Partitions determine max consumer parallelism — one of the most important Kafka scaling concepts.

8. Offsets — Why Kafka Is Different From Traditional Queues

Traditional queues track which messages were consumed and delete them. Kafka does something different: Kafka does not track what was consumed — consumers track their own offset.

That simplifies the broker, enables replay, allows multiple consumer groups, and improves scalability. An offset is just a number in the log.

Offset 0 → Order Created
Offset 1 → Payment Completed
Offset 2 → Order Shipped
Offset 3 → Order Delivered

If a consumer crashes at offset 2, it restarts from offset 2. That gives replay, fault tolerance, and at-least-once processing (with correct commit semantics).

9. Why Kafka Is So Fast

Kafka is fast because it uses disk efficiently, not because it avoids disk.

Reason 1 — Sequential disk writes

Sequential writes are much faster than random writes. Kafka appends to the log — no random updates, no heavy indexes on the hot path — so disk stays fast.

Reason 2 — Page cache

Kafka relies on the OS page cache: writes hit memory first, the OS flushes to disk, and reads often come from memory. Kafka uses disk like memory with persistence.

Reason 3 — Zero copy (sendfile)

Data can go from disk to network without extra copies in application memory (disk → kernel → network), which improves throughput.

Reason 4 — Batching

Producers, brokers, and consumers batch work — fewer network calls, disk operations, and system calls. Batching is a major driver of high throughput.

Reason 5 — Partition parallelism

More partitions → more parallel reads and writes → more throughput (until you hit hardware limits).

10. Rebalancing — When Consumers Join or Leave

When a consumer in a group starts, stops, crashes, or scales up/down, Kafka reassigns partitions — rebalancing.

During rebalance, consumers stop processing, partitions are reassigned, then consumers resume. Frequent rebalances hurt stability — a major operational issue tied to ECS autoscaling, Kubernetes scaling, and rolling deployments.

11. The Complete Data Flow

Write path:

Producer → Partition Leader → Disk → Replication → Commit

Read path:

Consumer → Pull → Partition Leader → Read from log → Return → Commit Offset

That is Kafka’s core lifecycle.

12. Final Mental Model

Traditional system	Kafka
Database	Stores current state
Queue	Stores tasks
Kafka	Stores event history

The table is a shortcut. The fuller picture is simple:

Kafka is a distributed commit log — an ordered history, not just a pipe
Producers append events to that log
Consumers read from the log at their own pace
The log is split into partitions, copied for safety, and spread across brokers

If that mental model clicks, everything else in Kafka is mostly how those pieces are implemented and operated.

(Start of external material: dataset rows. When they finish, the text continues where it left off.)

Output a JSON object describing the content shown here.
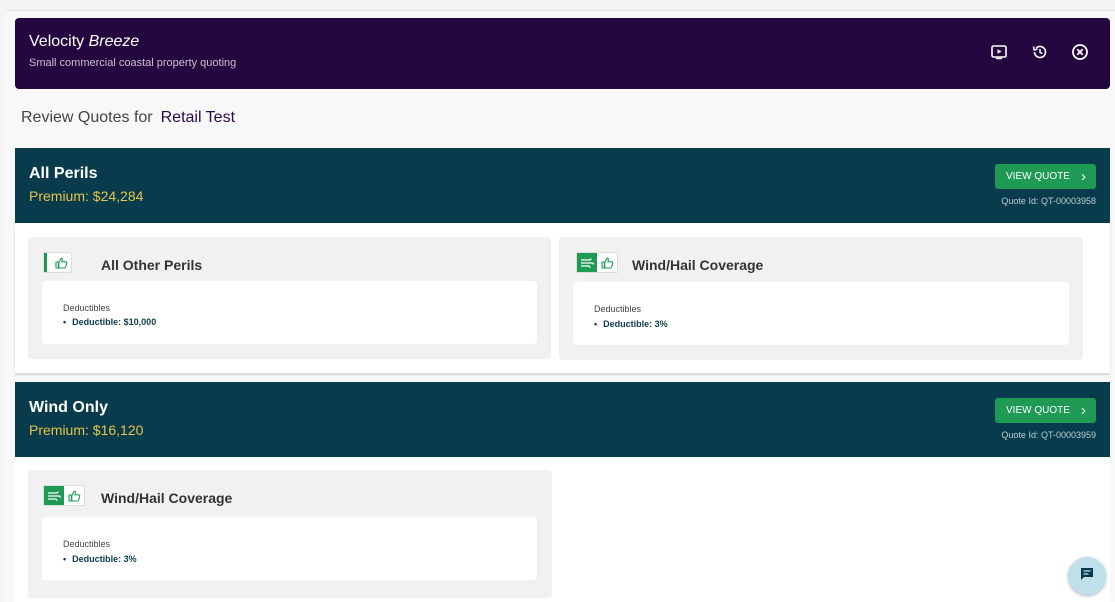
{
  "header": {
    "brand_main": "Velocity",
    "brand_italic": "Breeze",
    "subtitle": "Small commercial coastal property quoting",
    "icons": [
      "play-icon",
      "history-icon",
      "close-circle-icon"
    ]
  },
  "review": {
    "prefix": "Review Quotes for",
    "name": "Retail Test"
  },
  "quotes": [
    {
      "title": "All Perils",
      "premium": "Premium: $24,284",
      "button_label": "VIEW QUOTE",
      "quote_id": "Quote Id: QT-00003958",
      "coverages": [
        {
          "title": "All Other Perils",
          "deductibles_label": "Deductibles",
          "deductible": "Deductible: $10,000"
        },
        {
          "title": "Wind/Hail Coverage",
          "deductibles_label": "Deductibles",
          "deductible": "Deductible: 3%"
        }
      ]
    },
    {
      "title": "Wind Only",
      "premium": "Premium: $16,120",
      "button_label": "VIEW QUOTE",
      "quote_id": "Quote Id: QT-00003959",
      "coverages": [
        {
          "title": "Wind/Hail Coverage",
          "deductibles_label": "Deductibles",
          "deductible": "Deductible: 3%"
        }
      ]
    }
  ],
  "colors": {
    "header_bg": "#24073f",
    "quote_header_bg": "#083c4c",
    "premium_text": "#e6c34a",
    "button_green": "#1f9a55"
  }
}
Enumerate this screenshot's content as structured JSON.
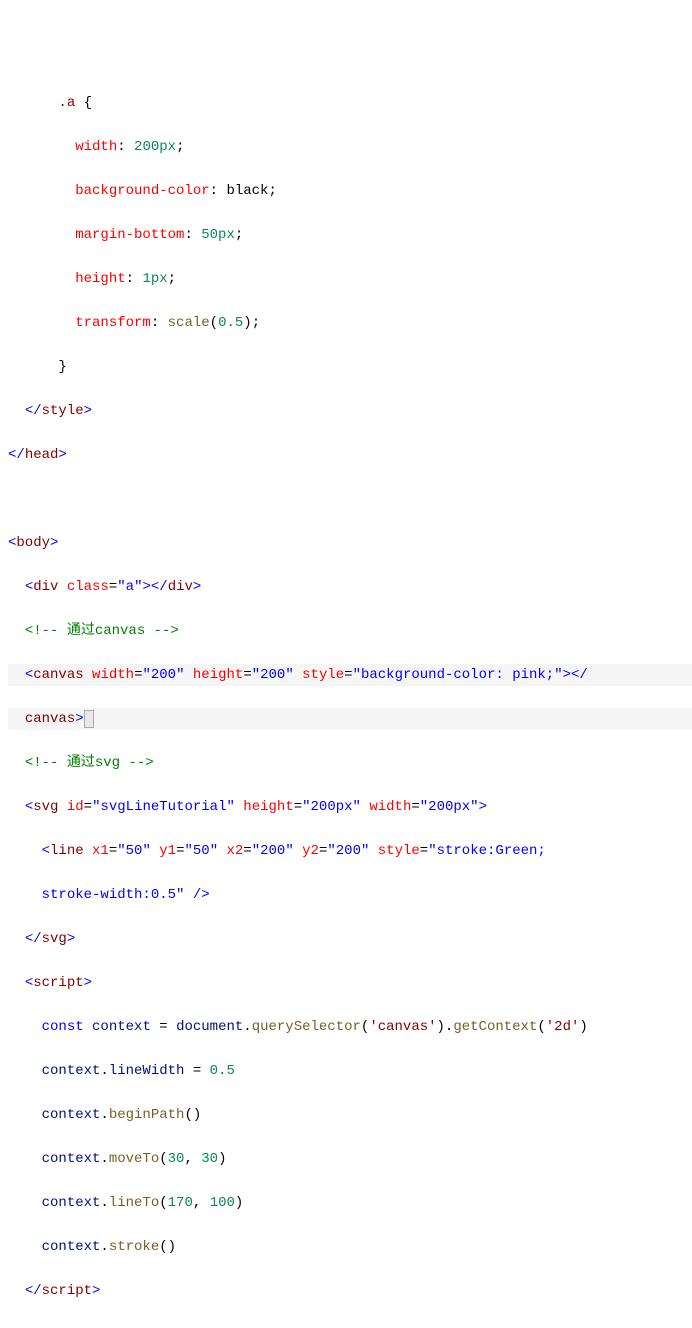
{
  "code": {
    "lines": [
      {
        "indent": 3,
        "segments": [
          {
            "t": ".a ",
            "c": "c-sel"
          },
          {
            "t": "{",
            "c": "c-punc"
          }
        ]
      },
      {
        "indent": 4,
        "segments": [
          {
            "t": "width",
            "c": "c-prop"
          },
          {
            "t": ": ",
            "c": "c-punc"
          },
          {
            "t": "200px",
            "c": "c-num"
          },
          {
            "t": ";",
            "c": "c-punc"
          }
        ]
      },
      {
        "indent": 4,
        "segments": [
          {
            "t": "background-color",
            "c": "c-prop"
          },
          {
            "t": ": ",
            "c": "c-punc"
          },
          {
            "t": "black",
            "c": "c-valk"
          },
          {
            "t": ";",
            "c": "c-punc"
          }
        ]
      },
      {
        "indent": 4,
        "segments": [
          {
            "t": "margin-bottom",
            "c": "c-prop"
          },
          {
            "t": ": ",
            "c": "c-punc"
          },
          {
            "t": "50px",
            "c": "c-num"
          },
          {
            "t": ";",
            "c": "c-punc"
          }
        ]
      },
      {
        "indent": 4,
        "segments": [
          {
            "t": "height",
            "c": "c-prop"
          },
          {
            "t": ": ",
            "c": "c-punc"
          },
          {
            "t": "1px",
            "c": "c-num"
          },
          {
            "t": ";",
            "c": "c-punc"
          }
        ]
      },
      {
        "indent": 4,
        "segments": [
          {
            "t": "transform",
            "c": "c-prop"
          },
          {
            "t": ": ",
            "c": "c-punc"
          },
          {
            "t": "scale",
            "c": "c-func"
          },
          {
            "t": "(",
            "c": "c-punc"
          },
          {
            "t": "0.5",
            "c": "c-num"
          },
          {
            "t": ");",
            "c": "c-punc"
          }
        ]
      },
      {
        "indent": 3,
        "segments": [
          {
            "t": "}",
            "c": "c-punc"
          }
        ]
      },
      {
        "indent": 1,
        "segments": [
          {
            "t": "</",
            "c": "c-delim"
          },
          {
            "t": "style",
            "c": "c-tag"
          },
          {
            "t": ">",
            "c": "c-delim"
          }
        ]
      },
      {
        "indent": 0,
        "segments": [
          {
            "t": "</",
            "c": "c-delim"
          },
          {
            "t": "head",
            "c": "c-tag"
          },
          {
            "t": ">",
            "c": "c-delim"
          }
        ]
      },
      {
        "indent": 0,
        "segments": [
          {
            "t": " ",
            "c": ""
          }
        ]
      },
      {
        "indent": 0,
        "segments": [
          {
            "t": "<",
            "c": "c-delim"
          },
          {
            "t": "body",
            "c": "c-tag"
          },
          {
            "t": ">",
            "c": "c-delim"
          }
        ]
      },
      {
        "indent": 1,
        "segments": [
          {
            "t": "<",
            "c": "c-delim"
          },
          {
            "t": "div",
            "c": "c-tag"
          },
          {
            "t": " ",
            "c": ""
          },
          {
            "t": "class",
            "c": "c-attr"
          },
          {
            "t": "=",
            "c": "c-punc"
          },
          {
            "t": "\"a\"",
            "c": "c-str"
          },
          {
            "t": "></",
            "c": "c-delim"
          },
          {
            "t": "div",
            "c": "c-tag"
          },
          {
            "t": ">",
            "c": "c-delim"
          }
        ]
      },
      {
        "indent": 1,
        "segments": [
          {
            "t": "<!-- 通过canvas -->",
            "c": "c-cmt"
          }
        ]
      },
      {
        "indent": 1,
        "hl": true,
        "segments": [
          {
            "t": "<",
            "c": "c-delim"
          },
          {
            "t": "canvas",
            "c": "c-tag"
          },
          {
            "t": " ",
            "c": ""
          },
          {
            "t": "width",
            "c": "c-attr"
          },
          {
            "t": "=",
            "c": "c-punc"
          },
          {
            "t": "\"200\"",
            "c": "c-str"
          },
          {
            "t": " ",
            "c": ""
          },
          {
            "t": "height",
            "c": "c-attr"
          },
          {
            "t": "=",
            "c": "c-punc"
          },
          {
            "t": "\"200\"",
            "c": "c-str"
          },
          {
            "t": " ",
            "c": ""
          },
          {
            "t": "style",
            "c": "c-attr"
          },
          {
            "t": "=",
            "c": "c-punc"
          },
          {
            "t": "\"background-color: pink;\"",
            "c": "c-str"
          },
          {
            "t": ">",
            "c": "c-delim"
          },
          {
            "t": "</",
            "c": "c-delim"
          }
        ]
      },
      {
        "indent": 1,
        "hl": true,
        "cursor": true,
        "segments": [
          {
            "t": "canvas",
            "c": "c-tag"
          },
          {
            "t": ">",
            "c": "c-delim"
          }
        ]
      },
      {
        "indent": 1,
        "segments": [
          {
            "t": "<!-- 通过svg -->",
            "c": "c-cmt"
          }
        ]
      },
      {
        "indent": 1,
        "segments": [
          {
            "t": "<",
            "c": "c-delim"
          },
          {
            "t": "svg",
            "c": "c-tag"
          },
          {
            "t": " ",
            "c": ""
          },
          {
            "t": "id",
            "c": "c-attr"
          },
          {
            "t": "=",
            "c": "c-punc"
          },
          {
            "t": "\"svgLineTutorial\"",
            "c": "c-str"
          },
          {
            "t": " ",
            "c": ""
          },
          {
            "t": "height",
            "c": "c-attr"
          },
          {
            "t": "=",
            "c": "c-punc"
          },
          {
            "t": "\"200px\"",
            "c": "c-str"
          },
          {
            "t": " ",
            "c": ""
          },
          {
            "t": "width",
            "c": "c-attr"
          },
          {
            "t": "=",
            "c": "c-punc"
          },
          {
            "t": "\"200px\"",
            "c": "c-str"
          },
          {
            "t": ">",
            "c": "c-delim"
          }
        ]
      },
      {
        "indent": 2,
        "segments": [
          {
            "t": "<",
            "c": "c-delim"
          },
          {
            "t": "line",
            "c": "c-tag"
          },
          {
            "t": " ",
            "c": ""
          },
          {
            "t": "x1",
            "c": "c-attr"
          },
          {
            "t": "=",
            "c": "c-punc"
          },
          {
            "t": "\"50\"",
            "c": "c-str"
          },
          {
            "t": " ",
            "c": ""
          },
          {
            "t": "y1",
            "c": "c-attr"
          },
          {
            "t": "=",
            "c": "c-punc"
          },
          {
            "t": "\"50\"",
            "c": "c-str"
          },
          {
            "t": " ",
            "c": ""
          },
          {
            "t": "x2",
            "c": "c-attr"
          },
          {
            "t": "=",
            "c": "c-punc"
          },
          {
            "t": "\"200\"",
            "c": "c-str"
          },
          {
            "t": " ",
            "c": ""
          },
          {
            "t": "y2",
            "c": "c-attr"
          },
          {
            "t": "=",
            "c": "c-punc"
          },
          {
            "t": "\"200\"",
            "c": "c-str"
          },
          {
            "t": " ",
            "c": ""
          },
          {
            "t": "style",
            "c": "c-attr"
          },
          {
            "t": "=",
            "c": "c-punc"
          },
          {
            "t": "\"stroke:Green;",
            "c": "c-str"
          }
        ]
      },
      {
        "indent": 2,
        "segments": [
          {
            "t": "stroke-width:0.5\"",
            "c": "c-str"
          },
          {
            "t": " />",
            "c": "c-delim"
          }
        ]
      },
      {
        "indent": 1,
        "segments": [
          {
            "t": "</",
            "c": "c-delim"
          },
          {
            "t": "svg",
            "c": "c-tag"
          },
          {
            "t": ">",
            "c": "c-delim"
          }
        ]
      },
      {
        "indent": 1,
        "segments": [
          {
            "t": "<",
            "c": "c-delim"
          },
          {
            "t": "script",
            "c": "c-tag"
          },
          {
            "t": ">",
            "c": "c-delim"
          }
        ]
      },
      {
        "indent": 2,
        "segments": [
          {
            "t": "const",
            "c": "c-kw"
          },
          {
            "t": " ",
            "c": ""
          },
          {
            "t": "context",
            "c": "c-var"
          },
          {
            "t": " = ",
            "c": "c-punc"
          },
          {
            "t": "document",
            "c": "c-var"
          },
          {
            "t": ".",
            "c": "c-punc"
          },
          {
            "t": "querySelector",
            "c": "c-func"
          },
          {
            "t": "(",
            "c": "c-punc"
          },
          {
            "t": "'canvas'",
            "c": "c-tag"
          },
          {
            "t": ").",
            "c": "c-punc"
          },
          {
            "t": "getContext",
            "c": "c-func"
          },
          {
            "t": "(",
            "c": "c-punc"
          },
          {
            "t": "'2d'",
            "c": "c-tag"
          },
          {
            "t": ")",
            "c": "c-punc"
          }
        ]
      },
      {
        "indent": 2,
        "segments": [
          {
            "t": "context",
            "c": "c-var"
          },
          {
            "t": ".",
            "c": "c-punc"
          },
          {
            "t": "lineWidth",
            "c": "c-var"
          },
          {
            "t": " = ",
            "c": "c-punc"
          },
          {
            "t": "0.5",
            "c": "c-num"
          }
        ]
      },
      {
        "indent": 2,
        "segments": [
          {
            "t": "context",
            "c": "c-var"
          },
          {
            "t": ".",
            "c": "c-punc"
          },
          {
            "t": "beginPath",
            "c": "c-func"
          },
          {
            "t": "()",
            "c": "c-punc"
          }
        ]
      },
      {
        "indent": 2,
        "segments": [
          {
            "t": "context",
            "c": "c-var"
          },
          {
            "t": ".",
            "c": "c-punc"
          },
          {
            "t": "moveTo",
            "c": "c-func"
          },
          {
            "t": "(",
            "c": "c-punc"
          },
          {
            "t": "30",
            "c": "c-num"
          },
          {
            "t": ", ",
            "c": "c-punc"
          },
          {
            "t": "30",
            "c": "c-num"
          },
          {
            "t": ")",
            "c": "c-punc"
          }
        ]
      },
      {
        "indent": 2,
        "segments": [
          {
            "t": "context",
            "c": "c-var"
          },
          {
            "t": ".",
            "c": "c-punc"
          },
          {
            "t": "lineTo",
            "c": "c-func"
          },
          {
            "t": "(",
            "c": "c-punc"
          },
          {
            "t": "170",
            "c": "c-num"
          },
          {
            "t": ", ",
            "c": "c-punc"
          },
          {
            "t": "100",
            "c": "c-num"
          },
          {
            "t": ")",
            "c": "c-punc"
          }
        ]
      },
      {
        "indent": 2,
        "segments": [
          {
            "t": "context",
            "c": "c-var"
          },
          {
            "t": ".",
            "c": "c-punc"
          },
          {
            "t": "stroke",
            "c": "c-func"
          },
          {
            "t": "()",
            "c": "c-punc"
          }
        ]
      },
      {
        "indent": 1,
        "segments": [
          {
            "t": "</",
            "c": "c-delim"
          },
          {
            "t": "script",
            "c": "c-tag"
          },
          {
            "t": ">",
            "c": "c-delim"
          }
        ]
      }
    ]
  }
}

Conclusion — Logs as the Backbone of Modern Systems

Kafka is not just a messaging system. It is a distributed storage system optimized for sequential writes and parallel reads.

Its design rests on a few key ideas:

Logs instead of queues
Partitions for scalability
Replication for fault tolerance
Consumer groups for parallel processing
Offsets for replay
Pull model for backpressure
Batching and sequential I/O for performance

Once these ideas are understood, Kafka’s architecture becomes logical, not magical.